The Emperor Has No Clothes

Fire and Fury, the gossipy tell-all of the inner workings of the Trump administration, is not, objectively speaking, a good book. The writing feels like it could have used more editing. The logic is, at times, questionable. And above all, the details are difficult to verify, or easily provable as false (take the assertion that Donald Trump does not know former speaker John Boehner, for example, despite the fact that they have repeatedly golfed together). The means to which Wolff used to reach his ends- betraying off-the-record sources, for instance- are dubious. And It’s difficult to say that whether the fruit of this audacious attempt at access journalism was even an enjoyable read, as the book descended into tedious monotony: a constant drumming into your head that the president is incompetent, essentially illiterate, unable to process information, and prone to moments of irrationality.

Then, again, the fact that the book becomes tedious is perhaps an appropriate reflection of political life in the United States in the past year: one of weariness and exhaustion at the constant tumult radiating out from 1600 Pennsylvania Avenue. And it may also feel that way because so much of what is written about in the book is what we already know. We already know that Trump does not read, for example, and that the White House is in an eternal state of conflict between its warring fiefdoms. We can tell from the president’s unscripted speeches that his thought processes are chaotic and that he constantly repeats himself. What makes Fire and Fury so fascinating is more the disturbing detail in which what we think we know are illustrated, and that sense of confirmation: of course Donald Trump is incompetent!

Needless to say, the deficiencies of Wolff’s work diminishes its credibility; while the work as a whole may ring true, but as CNN’s Jake Tapper tweeted, “ringing true is not a journalistic standard”. But we must also not underestimate the impact of this book. Journalists more credible than Wolff can help fact-check and corroborate its findings, as Axios has done. Jim VandeHei and Mike Allen writes that they can confirm many of the major conclusions we can draw from Fire and Fury:

  1. The president is almost entirely unable to process third-party information, has a remarkably short attention span, and that he is “post-literate”: that is he does not read beyond headlines about himself, but spends much of his time watching television
  2. The president knows little, but entirely trusts his own gut instincts even in areas where he wholly lacks expertise
  3. The president is ill-prepared for world leadership, with almost no knowledge of foreign policy; he loves generals but does not want to listen to them, and policymaking in the White House is a process of suggesting policies to the president that they feel he might like
  4. His key aides all know that the president is unfit for office, and are largely pretending to not acknowledge what everyone else can see.

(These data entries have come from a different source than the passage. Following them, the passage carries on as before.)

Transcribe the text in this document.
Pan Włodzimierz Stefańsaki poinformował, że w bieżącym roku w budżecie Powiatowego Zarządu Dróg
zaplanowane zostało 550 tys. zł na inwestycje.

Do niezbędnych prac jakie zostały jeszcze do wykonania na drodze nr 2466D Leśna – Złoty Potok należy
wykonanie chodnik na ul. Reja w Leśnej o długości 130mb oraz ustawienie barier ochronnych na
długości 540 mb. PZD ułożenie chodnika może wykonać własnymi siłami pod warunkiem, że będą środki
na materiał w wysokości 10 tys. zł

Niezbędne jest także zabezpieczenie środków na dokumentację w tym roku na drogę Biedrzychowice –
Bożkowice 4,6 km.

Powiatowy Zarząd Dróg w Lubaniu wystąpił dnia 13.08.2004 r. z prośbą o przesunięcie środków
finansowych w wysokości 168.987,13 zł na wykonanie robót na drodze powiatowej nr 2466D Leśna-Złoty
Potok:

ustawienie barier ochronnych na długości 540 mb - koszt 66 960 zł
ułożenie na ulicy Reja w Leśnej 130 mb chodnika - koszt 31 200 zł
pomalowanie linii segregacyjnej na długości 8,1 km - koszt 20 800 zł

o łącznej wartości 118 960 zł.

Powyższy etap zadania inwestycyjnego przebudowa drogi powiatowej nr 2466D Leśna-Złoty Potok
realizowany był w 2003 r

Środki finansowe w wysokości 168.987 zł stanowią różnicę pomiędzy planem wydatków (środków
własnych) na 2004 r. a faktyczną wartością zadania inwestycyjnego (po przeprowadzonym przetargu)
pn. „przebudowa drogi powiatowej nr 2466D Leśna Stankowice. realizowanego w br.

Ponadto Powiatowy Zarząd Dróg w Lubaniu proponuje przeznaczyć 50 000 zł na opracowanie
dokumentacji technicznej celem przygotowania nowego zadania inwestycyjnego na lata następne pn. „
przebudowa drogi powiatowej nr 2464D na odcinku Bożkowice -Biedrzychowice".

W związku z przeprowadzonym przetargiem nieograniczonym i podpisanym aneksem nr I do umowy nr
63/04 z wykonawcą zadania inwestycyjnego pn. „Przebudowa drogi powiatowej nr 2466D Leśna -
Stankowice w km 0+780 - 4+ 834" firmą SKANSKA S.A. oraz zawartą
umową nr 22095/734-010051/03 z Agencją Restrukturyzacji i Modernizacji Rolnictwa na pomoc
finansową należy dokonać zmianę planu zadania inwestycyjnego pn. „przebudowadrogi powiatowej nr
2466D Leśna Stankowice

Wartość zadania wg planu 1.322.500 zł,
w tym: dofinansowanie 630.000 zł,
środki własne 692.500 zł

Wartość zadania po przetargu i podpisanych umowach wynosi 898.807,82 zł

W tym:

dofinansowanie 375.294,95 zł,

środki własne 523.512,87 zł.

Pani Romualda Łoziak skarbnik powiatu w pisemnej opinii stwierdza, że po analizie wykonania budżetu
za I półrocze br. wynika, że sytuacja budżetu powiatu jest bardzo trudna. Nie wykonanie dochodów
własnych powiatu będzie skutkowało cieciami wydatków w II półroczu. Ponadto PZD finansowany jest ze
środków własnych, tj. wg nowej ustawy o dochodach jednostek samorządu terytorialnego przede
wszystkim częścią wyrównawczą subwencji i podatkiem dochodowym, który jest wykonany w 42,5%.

Let’s forget, for the moment, all the other unverifiable claims that Fire and Fury makes. All the juicy details about how Sean Spicer’s mantra is “you can’t make this shit up”, or that Ivanka makes fun of her father’s hair, or that Trump has a trick he uses when he wants to pursue his friend’s’ wives. Focusing on just the details that other journalists can verify- that Trump cannot process information, finds it difficult to make decisions rationally, is largely ignorant when it comes to policy, and that this is well-recognised by his staff.

These details alone are damning. Indeed, as Wolff predicted, his book is forcing Americans to recognise that the emperor has no clothes.

What is unfortunate, in my view, is that while Fire and Fury has exposed in full view the dysfunction of the Trump White House, it will not lead to any concrete results. Democrats yearn for Trump’s removal from office, but until they control Congress, there will essentially be no way in which impeachment proceedings can happen. Others dream fervently for the invocation of the 25th amendment, but it is as clear as ever that Trump’s loyalists will not yet abandon the president.

In fact, it is the portraits of Trump’s aides in Wolff’s writing that are most startling. As Matthew d’Acona writes in The Guardian, “The milieu described by Wolff more closely resembles the court of a crazed medieval monarch than a traditional West Wing”. It is perhaps difficult to blame the demented president for his actions: after all, a crazy person most likely cannot be aware that what he is doing is crazy, and especially not Donald Trump, the most self-confident man in the world. The advisors, on the other hand, know exactly what they are doing, but yet they continue to protect this most dangerous occupier of the Oval Office in American history. The courtiers for a mad monarch may not be able to remove a king, possessor of the divine right, but that is not the case with president of the United States. Yet Trump’s court is too consumed by their own political ambitions, hunger for power and perhaps sheer cowardice to take action and confront reality: that they are enabling a man entirely unfit for his high office.

So, to conclude: is Fire and Fury a book worth reading? There are parts that are sloppy, to be sure. But ultimately, it is a clear illustration of one key fact: the emperor has no clothes. It’s unfortunate, indeed, that the Republican Party will have to shamelessly continue to deny what everyone in the world already knows.